Padahal, tambahnya, dalam pemeriksaanya, termohon sudah menyatakan tidak tahu sama sekali adanya perjanjian penjualan bauksit antara PT Simindo dengan PT AIPP yang dilakukan melalui transfer dana ke rekening PT Lobindo.

"Jadi alat bukti dan unsur perbuatan melawan hukumnya tidak jelas. Karena pemohon (Wiharto) disuruh menandatagani giro rekening perusahaan atas permintaan direktur perusahanya saat itu," ujar Edward.

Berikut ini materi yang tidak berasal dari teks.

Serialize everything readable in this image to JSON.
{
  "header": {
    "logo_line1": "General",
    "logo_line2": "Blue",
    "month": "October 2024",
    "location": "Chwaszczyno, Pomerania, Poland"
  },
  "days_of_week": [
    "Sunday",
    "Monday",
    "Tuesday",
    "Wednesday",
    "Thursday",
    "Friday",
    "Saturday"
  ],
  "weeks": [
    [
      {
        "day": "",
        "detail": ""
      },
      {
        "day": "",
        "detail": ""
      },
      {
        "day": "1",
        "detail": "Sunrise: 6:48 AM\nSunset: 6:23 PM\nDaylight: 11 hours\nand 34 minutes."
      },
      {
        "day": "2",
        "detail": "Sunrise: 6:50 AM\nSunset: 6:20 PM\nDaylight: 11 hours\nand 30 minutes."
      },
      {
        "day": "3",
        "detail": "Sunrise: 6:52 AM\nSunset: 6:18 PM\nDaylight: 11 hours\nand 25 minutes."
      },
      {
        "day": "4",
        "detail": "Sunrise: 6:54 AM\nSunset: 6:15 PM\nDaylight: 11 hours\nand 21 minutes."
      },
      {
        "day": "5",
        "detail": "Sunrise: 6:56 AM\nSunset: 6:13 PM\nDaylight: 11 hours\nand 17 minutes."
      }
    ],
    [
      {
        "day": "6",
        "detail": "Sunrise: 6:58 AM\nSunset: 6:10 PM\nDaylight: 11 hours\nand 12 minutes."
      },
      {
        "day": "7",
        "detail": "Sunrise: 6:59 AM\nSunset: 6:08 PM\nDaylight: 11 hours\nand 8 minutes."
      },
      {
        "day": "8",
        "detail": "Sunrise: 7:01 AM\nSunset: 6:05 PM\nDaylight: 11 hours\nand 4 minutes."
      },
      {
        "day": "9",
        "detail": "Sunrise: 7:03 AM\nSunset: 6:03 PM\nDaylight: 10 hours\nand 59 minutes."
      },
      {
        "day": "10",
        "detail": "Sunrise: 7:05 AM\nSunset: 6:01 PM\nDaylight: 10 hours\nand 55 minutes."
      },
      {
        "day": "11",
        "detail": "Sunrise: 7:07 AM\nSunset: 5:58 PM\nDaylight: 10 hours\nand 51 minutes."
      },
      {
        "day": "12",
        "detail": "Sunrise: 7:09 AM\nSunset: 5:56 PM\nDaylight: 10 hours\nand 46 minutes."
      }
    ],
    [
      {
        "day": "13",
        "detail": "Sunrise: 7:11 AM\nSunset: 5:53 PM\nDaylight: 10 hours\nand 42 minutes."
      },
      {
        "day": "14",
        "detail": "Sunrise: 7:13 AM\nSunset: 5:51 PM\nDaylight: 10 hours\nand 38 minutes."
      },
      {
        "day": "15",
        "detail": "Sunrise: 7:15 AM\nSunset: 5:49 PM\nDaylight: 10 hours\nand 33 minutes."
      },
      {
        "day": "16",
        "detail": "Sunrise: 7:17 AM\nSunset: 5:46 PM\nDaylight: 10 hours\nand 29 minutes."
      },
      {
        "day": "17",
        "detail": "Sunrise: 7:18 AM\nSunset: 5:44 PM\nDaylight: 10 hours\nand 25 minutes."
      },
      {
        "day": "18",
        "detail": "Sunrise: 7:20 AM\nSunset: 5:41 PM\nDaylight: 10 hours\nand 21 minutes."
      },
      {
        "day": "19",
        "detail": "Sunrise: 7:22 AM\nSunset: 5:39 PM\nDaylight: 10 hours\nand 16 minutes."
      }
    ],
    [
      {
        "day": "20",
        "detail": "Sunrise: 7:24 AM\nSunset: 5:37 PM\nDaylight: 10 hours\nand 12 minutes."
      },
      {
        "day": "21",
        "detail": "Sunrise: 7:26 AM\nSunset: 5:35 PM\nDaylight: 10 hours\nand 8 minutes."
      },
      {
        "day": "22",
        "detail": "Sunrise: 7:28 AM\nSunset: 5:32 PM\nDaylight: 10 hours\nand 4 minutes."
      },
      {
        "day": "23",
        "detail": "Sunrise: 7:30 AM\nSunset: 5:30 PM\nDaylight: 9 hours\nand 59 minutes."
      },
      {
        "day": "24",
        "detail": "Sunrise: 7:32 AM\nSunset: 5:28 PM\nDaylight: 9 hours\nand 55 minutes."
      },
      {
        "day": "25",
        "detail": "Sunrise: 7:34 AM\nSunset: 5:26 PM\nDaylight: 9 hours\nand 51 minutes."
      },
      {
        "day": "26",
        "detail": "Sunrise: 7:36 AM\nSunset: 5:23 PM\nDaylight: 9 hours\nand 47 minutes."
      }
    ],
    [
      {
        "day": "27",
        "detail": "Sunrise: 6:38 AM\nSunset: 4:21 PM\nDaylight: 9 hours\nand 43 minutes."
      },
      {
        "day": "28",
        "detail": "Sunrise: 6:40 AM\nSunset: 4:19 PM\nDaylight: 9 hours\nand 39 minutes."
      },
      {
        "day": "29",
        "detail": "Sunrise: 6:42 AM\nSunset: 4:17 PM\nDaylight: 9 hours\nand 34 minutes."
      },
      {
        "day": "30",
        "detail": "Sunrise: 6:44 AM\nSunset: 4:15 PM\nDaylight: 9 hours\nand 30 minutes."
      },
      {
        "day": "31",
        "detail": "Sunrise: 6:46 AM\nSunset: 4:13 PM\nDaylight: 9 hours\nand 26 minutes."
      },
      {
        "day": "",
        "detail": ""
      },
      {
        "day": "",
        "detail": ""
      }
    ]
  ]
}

Demikian juga dengan perlakuan penyidik terhadap pemeriksaan pemohon, yang pada saat diperiksa sebagai saksi, Polisi melakukan penekanan verbal dengan cara memeriksa pemohon dari jam 10.00 pagi sampai jam 04.00 pagi dini hari.

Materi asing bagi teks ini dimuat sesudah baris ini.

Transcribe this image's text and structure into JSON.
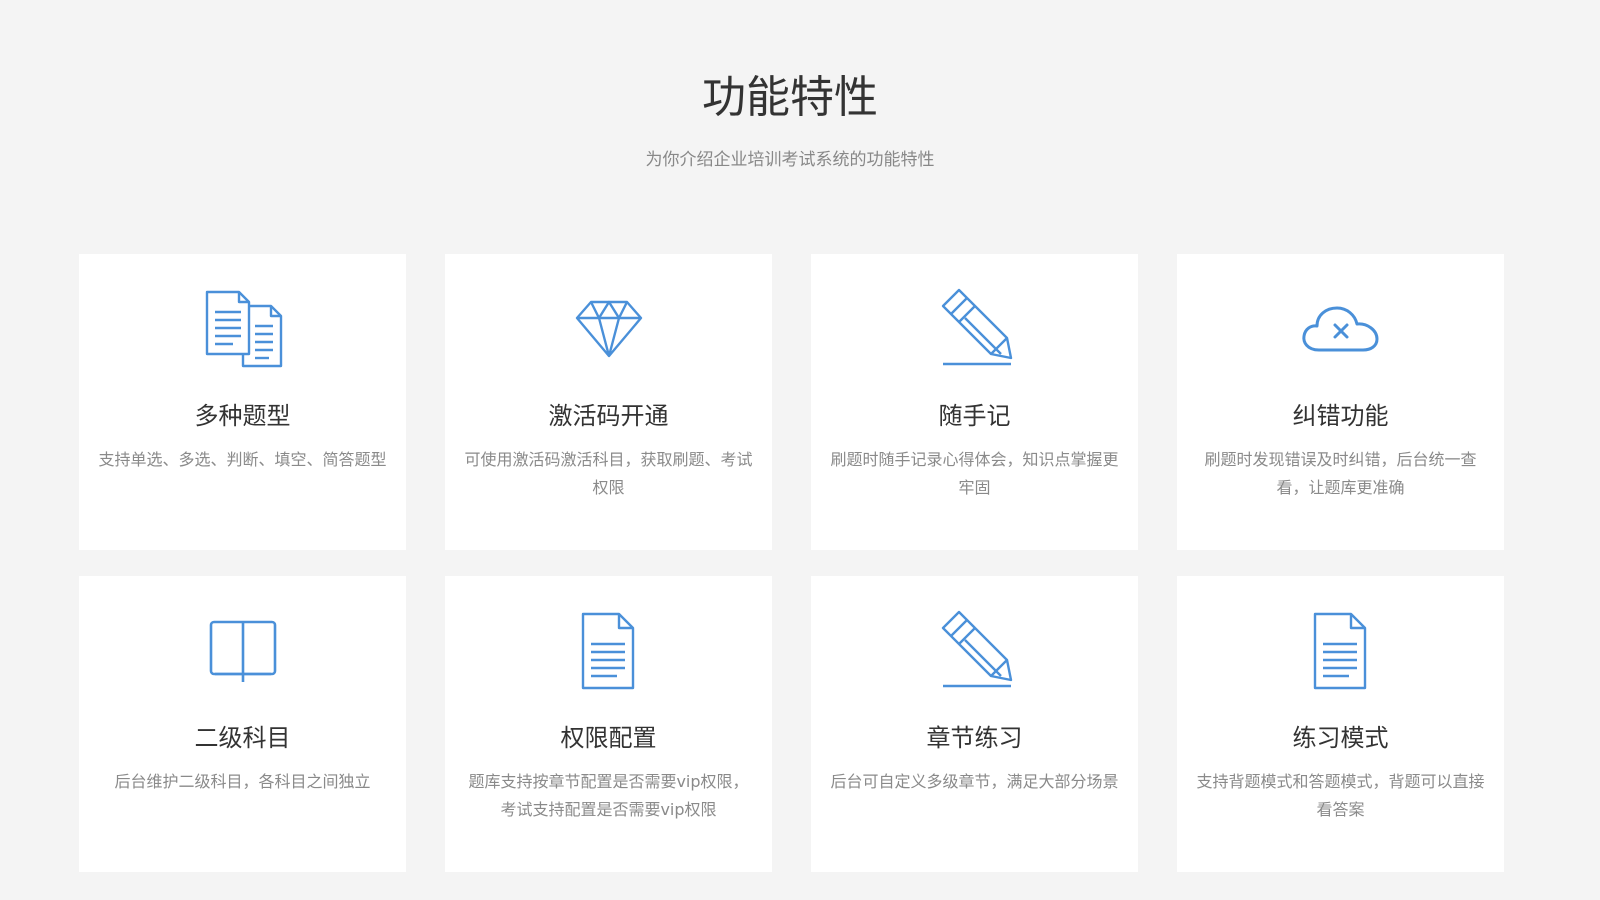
{
  "header": {
    "title": "功能特性",
    "subtitle": "为你介绍企业培训考试系统的功能特性"
  },
  "accent_color": "#4a90d9",
  "features": [
    {
      "icon": "documents-icon",
      "title": "多种题型",
      "desc": "支持单选、多选、判断、填空、简答题型"
    },
    {
      "icon": "diamond-icon",
      "title": "激活码开通",
      "desc": "可使用激活码激活科目，获取刷题、考试权限"
    },
    {
      "icon": "pencil-icon",
      "title": "随手记",
      "desc": "刷题时随手记录心得体会，知识点掌握更牢固"
    },
    {
      "icon": "cloud-error-icon",
      "title": "纠错功能",
      "desc": "刷题时发现错误及时纠错，后台统一查看，让题库更准确"
    },
    {
      "icon": "book-icon",
      "title": "二级科目",
      "desc": "后台维护二级科目，各科目之间独立"
    },
    {
      "icon": "document-icon",
      "title": "权限配置",
      "desc": "题库支持按章节配置是否需要vip权限，考试支持配置是否需要vip权限"
    },
    {
      "icon": "pencil-icon",
      "title": "章节练习",
      "desc": "后台可自定义多级章节，满足大部分场景"
    },
    {
      "icon": "document-icon",
      "title": "练习模式",
      "desc": "支持背题模式和答题模式，背题可以直接看答案"
    }
  ]
}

"Ini jelas-jelas pelanggarn HAM, dan mengabaikan hak azasi manusia, demikian juga SOP serta kode etik penyidik sebagai mana Partuan Kapolri," jelasnya.

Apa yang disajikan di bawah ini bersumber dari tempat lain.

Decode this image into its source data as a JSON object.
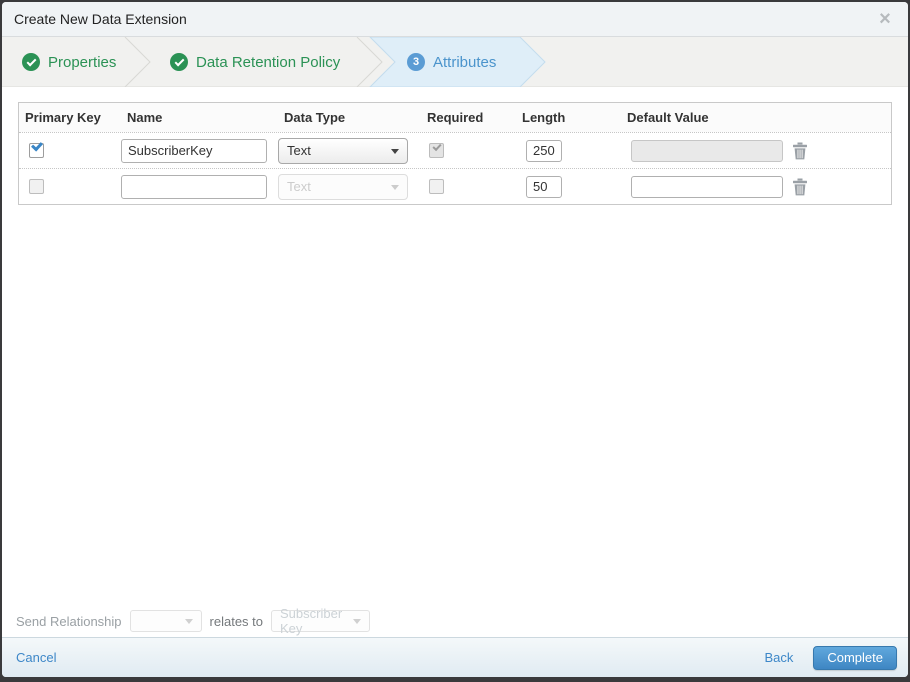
{
  "dialog": {
    "title": "Create New Data Extension"
  },
  "icons": {
    "close": "×"
  },
  "colors": {
    "step_complete_green": "#2b9255",
    "step_active_blue": "#4b94cc",
    "active_step_bg": "#dfeef8",
    "primary_button_blue": "#3e86c3",
    "link_blue": "#3d87c8"
  },
  "wizard": {
    "steps": [
      {
        "label": "Properties",
        "state": "complete"
      },
      {
        "label": "Data Retention Policy",
        "state": "complete"
      },
      {
        "label": "Attributes",
        "state": "active",
        "number": "3"
      }
    ]
  },
  "attributes_table": {
    "headers": {
      "primary_key": "Primary Key",
      "name": "Name",
      "data_type": "Data Type",
      "required": "Required",
      "length": "Length",
      "default_value": "Default Value"
    },
    "rows": [
      {
        "primary_key_checked": true,
        "name_value": "SubscriberKey",
        "data_type": "Text",
        "data_type_disabled": false,
        "required_checked": true,
        "required_disabled": true,
        "length_value": "250",
        "default_value": "",
        "default_disabled": true
      },
      {
        "primary_key_checked": false,
        "name_value": "",
        "data_type": "Text",
        "data_type_disabled": true,
        "required_checked": false,
        "required_disabled": false,
        "length_value": "50",
        "default_value": "",
        "default_disabled": false
      }
    ]
  },
  "send_relationship": {
    "label": "Send Relationship",
    "relates_to": "relates to",
    "target_field": "Subscriber Key"
  },
  "footer": {
    "cancel": "Cancel",
    "back": "Back",
    "complete": "Complete"
  }
}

Dalam penagkapan pemohon juga, tambah Eward Wrfa, ada perlakukan yang berlebihan, melalui penggerebekan, pengawalan secara ketat hingga sampai membuat keluarga termohon trauma, seolah-olah pemohon yang merupakan Komisaris PT Lobindo ini seorang teroris.

"Sebagai penyidik yang profesional, harusnya Polisi menjelaskan secara jelas dan terang, melalui dua alat bukti yang cukup untuk menangkap dan menahan serta mentersangkakan orang, hingga tidak menonjolkan arogansi," kata dia.

Dan atas prilaku penyidikan yang arogan dan berlebihan yang dilakukan Polisi pada pemohon ini, kata Edward, secara otomatis menjadikan penyidikan, penangkapan, dan penahanan serta penetapan tersangka pemohon keliru dan perlu diuji di pengadilan oleh hakim.

Terkait dengan pelimpahan berkas perkara pokok pemohon ke Pengadilan oleh Jaksa, Edward Arfa juga mengatakana, menjadi pertanyaan pada pemohon, apakah hal itu disengaja untuk menutupi ketidak profesionalan penyidikan dalam melakukan penangkapan, penahan dan penetpan tersangka, hingga diburu seolah-olah kasus ini seperti kasus teroris.

"Seakan-akan sekarang ini, kasus ini seperti perkara Khusus (Extra ordinari craiem) berburu cepat seperti berburu teroris. Dan atas hal itu timbul pertanyaan, apakah hal ini sengaja dilakukan untuk menggugurkan praperadilan yang dimohonkan?" katanya.

Sementara itu, Kuasa Hukum termohon Polri, Polda dan Polres Tanjungpinang Kepala Bidang Hukum Polda Kepri Kombes Pol Totok Wibowo mengatakan, akan menanggapai gugata permohonan pemohon praperadilan pada jawaban pihak termohon besok, Kamis,(24/5/2018).

"Ini baru terhitung sidang pertama, kita akan menjawab besok," ujarnya.

Disingung dengan ketidak hadiri Polri pada sidang sebelumny, Totok Wibowo beralasan, hal tersebut sah-sah saja karena alasan Polisi punya kesibukan lain hingga tidak bisa menghadiri sidang pertama.

"Hal itu juga diatur hukum, apabila ada pihak yang tidak hadir, pihak pegadilan pun pasti akan menunda, karena kebetulan juga kami punya kegiatan hingga tidak bisa hadir pada saat itum," kata Totok.

Mengenai adanya surat Kasat Reskrim Polres Tanjungpinang yang dikirimkan ke pengadilan meminta penudaan sidang yang tidak mengatasnamakan Kapolres atau Pimpinan Polda sebagai termohon, Totok mengatakan, kalau hal tersebu tidak masalah dan sudah disepakati bahwa surat tersebut sah hingga perhitungan praperadilan mulai dilaksanakan pada hari pertama saat dihadiri.